His body comes last. Lahar can feel the press of fingers against his skin, points of heat that ghost and linger at his forehead, throat, the insides of his wrist and the center of his chest, like there's a spark being set under his skin to jolt him back to life. Then words, strange liquid sounds like birdsong pouring in a waterfall over that sweet-rough voice, and then Lahar jerks, all his body prickling into the almost-pain of a limb coming back from numbness. He can't control the actions for a moment - it really is like electricity, seizing his muscles into some strange uncoordinated dance - but then it fades, releases his body into slack exhaustion instead of convulsive tightness, and when he gasps a breath it's under his own power.

"Oh," and the sound drags in his throat, vibration jolting hyper-sensitive over his nerves. His eyes open, light blinding him into incoherence in the first burn. The glow crackles through his brain, washing everything white and blistering and too-much, and he's flinching sideways, twisting away from the overhead glare and blinking rapidly to clear his vision. There's a blur, a shadow in the overwhelming bright of existence, and Lahar doesn't need to see details to know who it is.

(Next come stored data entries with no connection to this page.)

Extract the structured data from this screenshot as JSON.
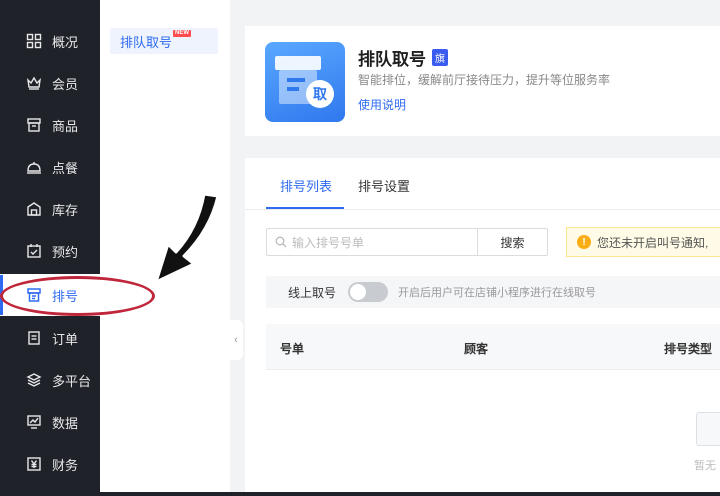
{
  "sidebar": {
    "items": [
      {
        "label": "概况",
        "icon": "grid-icon"
      },
      {
        "label": "会员",
        "icon": "crown-icon"
      },
      {
        "label": "商品",
        "icon": "shop-icon"
      },
      {
        "label": "点餐",
        "icon": "cloche-icon"
      },
      {
        "label": "库存",
        "icon": "warehouse-icon"
      },
      {
        "label": "预约",
        "icon": "calendar-check-icon"
      },
      {
        "label": "排号",
        "icon": "queue-ticket-icon",
        "active": true
      },
      {
        "label": "订单",
        "icon": "order-list-icon"
      },
      {
        "label": "多平台",
        "icon": "layers-icon"
      },
      {
        "label": "数据",
        "icon": "chart-monitor-icon"
      },
      {
        "label": "财务",
        "icon": "yen-icon"
      }
    ]
  },
  "subnav": {
    "item_label": "排队取号",
    "badge": "NEW"
  },
  "header": {
    "app_icon_char": "取",
    "title": "排队取号",
    "flag": "旗",
    "description": "智能排位，缓解前厅接待压力，提升等位服务率",
    "help_link": "使用说明"
  },
  "tabs": [
    {
      "label": "排号列表",
      "active": true
    },
    {
      "label": "排号设置",
      "active": false
    }
  ],
  "search": {
    "placeholder": "输入排号号单",
    "button_label": "搜索"
  },
  "notice": {
    "text": "您还未开启叫号通知,"
  },
  "online": {
    "label": "线上取号",
    "enabled": false,
    "hint": "开启后用户可在店铺小程序进行在线取号"
  },
  "table": {
    "columns": [
      "号单",
      "顾客",
      "排号类型"
    ],
    "empty_text": "暂无"
  },
  "colors": {
    "accent": "#2f6bf0",
    "sidebar_bg": "#1f2229",
    "annotation": "#c0263a"
  }
}
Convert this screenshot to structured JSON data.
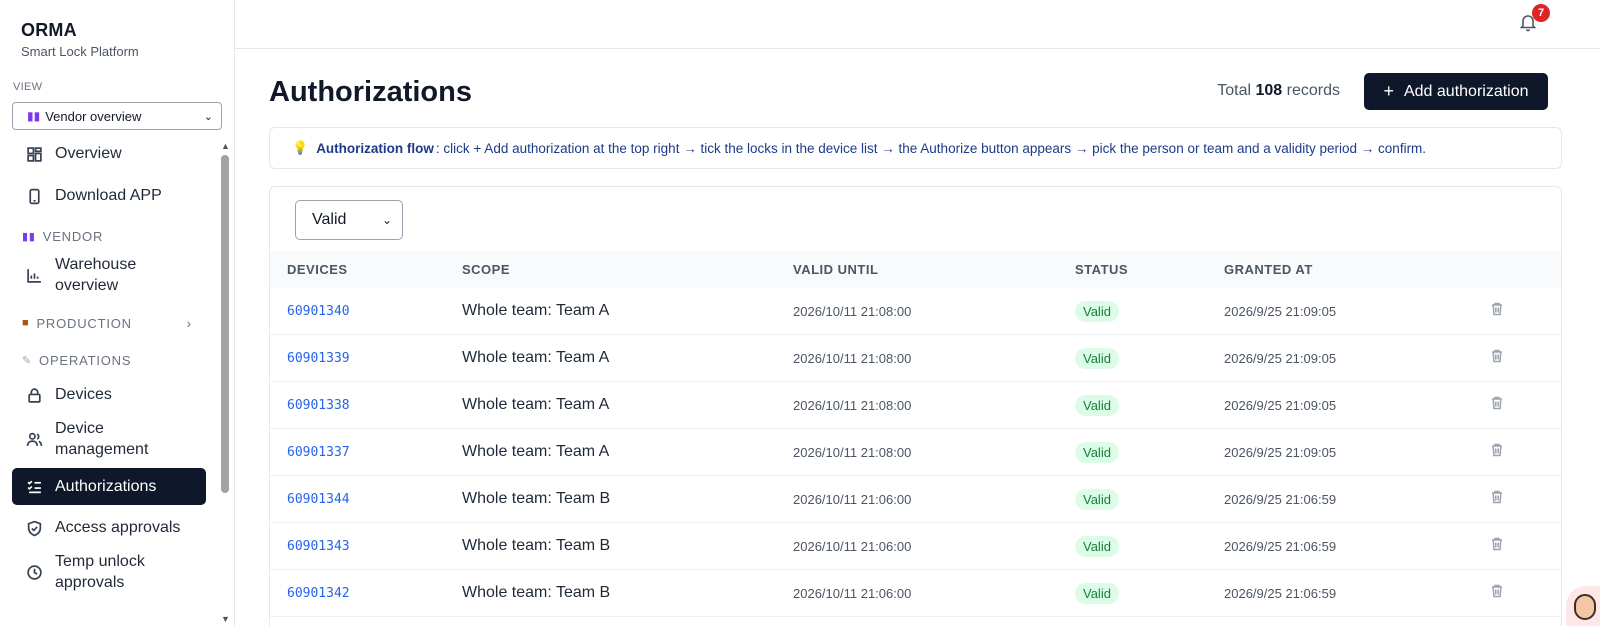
{
  "brand": {
    "name": "ORMA",
    "subtitle": "Smart Lock Platform"
  },
  "view": {
    "label": "VIEW",
    "selected": "Vendor overview"
  },
  "sidebar": {
    "items": [
      {
        "label": "Overview",
        "icon": "grid-icon"
      },
      {
        "label": "Download APP",
        "icon": "phone-icon"
      },
      {
        "section": "VENDOR"
      },
      {
        "label": "Warehouse overview",
        "icon": "warehouse-chart-icon"
      },
      {
        "section": "PRODUCTION"
      },
      {
        "section": "OPERATIONS"
      },
      {
        "label": "Devices",
        "icon": "lock-icon"
      },
      {
        "label": "Device management",
        "icon": "users-icon"
      },
      {
        "label": "Authorizations",
        "icon": "checklist-icon",
        "active": true
      },
      {
        "label": "Access approvals",
        "icon": "shield-check-icon"
      },
      {
        "label": "Temp unlock approvals",
        "icon": "clock-icon"
      }
    ]
  },
  "notifications": {
    "count": "7"
  },
  "main": {
    "title": "Authorizations",
    "total_prefix": "Total",
    "total_count": "108",
    "total_suffix": "records",
    "add_button": "Add authorization",
    "flow_bold": "Authorization flow",
    "flow_text": ": click + Add authorization at the top right → tick the locks in the device list → the Authorize button appears → pick the person or team and a validity period → confirm.",
    "filter": "Valid"
  },
  "table": {
    "columns": [
      "DEVICES",
      "SCOPE",
      "VALID UNTIL",
      "STATUS",
      "GRANTED AT"
    ],
    "rows": [
      {
        "device": "60901340",
        "scope": "Whole team: Team A",
        "until": "2026/10/11 21:08:00",
        "status": "Valid",
        "granted": "2026/9/25 21:09:05"
      },
      {
        "device": "60901339",
        "scope": "Whole team: Team A",
        "until": "2026/10/11 21:08:00",
        "status": "Valid",
        "granted": "2026/9/25 21:09:05"
      },
      {
        "device": "60901338",
        "scope": "Whole team: Team A",
        "until": "2026/10/11 21:08:00",
        "status": "Valid",
        "granted": "2026/9/25 21:09:05"
      },
      {
        "device": "60901337",
        "scope": "Whole team: Team A",
        "until": "2026/10/11 21:08:00",
        "status": "Valid",
        "granted": "2026/9/25 21:09:05"
      },
      {
        "device": "60901344",
        "scope": "Whole team: Team B",
        "until": "2026/10/11 21:06:00",
        "status": "Valid",
        "granted": "2026/9/25 21:06:59"
      },
      {
        "device": "60901343",
        "scope": "Whole team: Team B",
        "until": "2026/10/11 21:06:00",
        "status": "Valid",
        "granted": "2026/9/25 21:06:59"
      },
      {
        "device": "60901342",
        "scope": "Whole team: Team B",
        "until": "2026/10/11 21:06:00",
        "status": "Valid",
        "granted": "2026/9/25 21:06:59"
      }
    ]
  }
}
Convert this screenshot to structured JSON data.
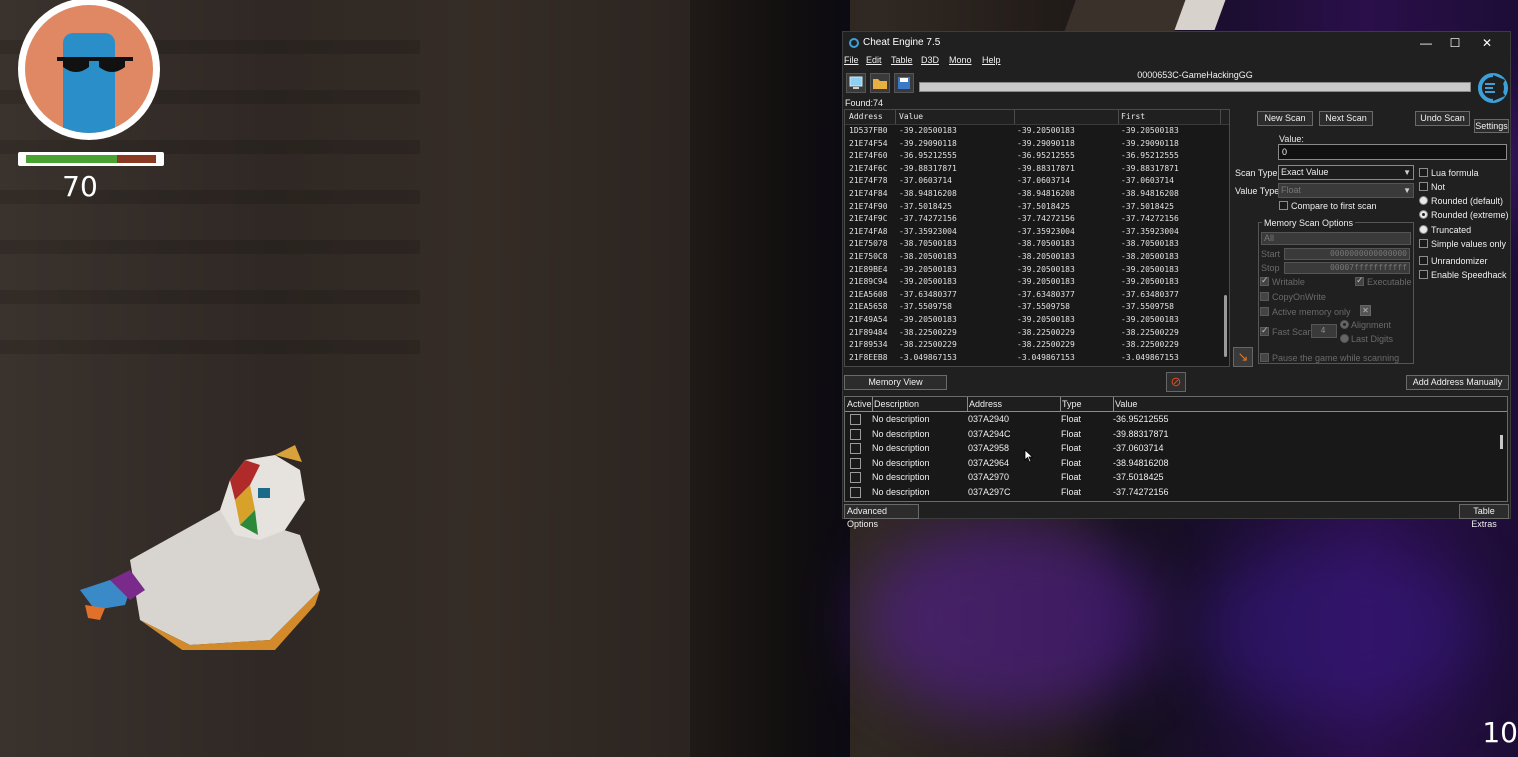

He reaches out, shocked almost speechless by the responsiveness of his body, by the way the hand - his hand, if thinner and shakier than he remembers - actually lifts, stretches out towards the shape in front of him coming clearer with every inhale. But he has to speak, his voice is his own again and he has to say what he's been thinking with desperate force since he heard the familiarity of the tone wrapping unintelligible noises.

"Doranbolt," and it's grating, rough in his throat and scratching vibration up into his awareness, but it's clear enough, the syllables falling where they should to grant him the response he's been aching to give.

There's a lot they have to talk about. There's the tang of Lost Magic still clinging to the air like the static of a thunderstorm, Doranbolt's breathing coming heavy as if with immense physical exertion, and the frail outline of Lahar's own wrist speaks to the passage of weeks, maybe months of time. But the questions can wait. Doranbolt is taking an enormous breath, the sound stuttering in his throat, and when he drops to his knees to clutch desperately at Lahar's outstretched hand the pain of his too-tight grip is nothing at all. Lahar curls his fingers into Doranbolt's shirt, fists against the weight of the fabric, and when he pulls Doranbolt moves like Lahar's sapped strength is truly enough to urge him forward.

It's not until Lahar presses his mouth against Doranbolt's with all the force of a long-delayed reaction that he is alive again.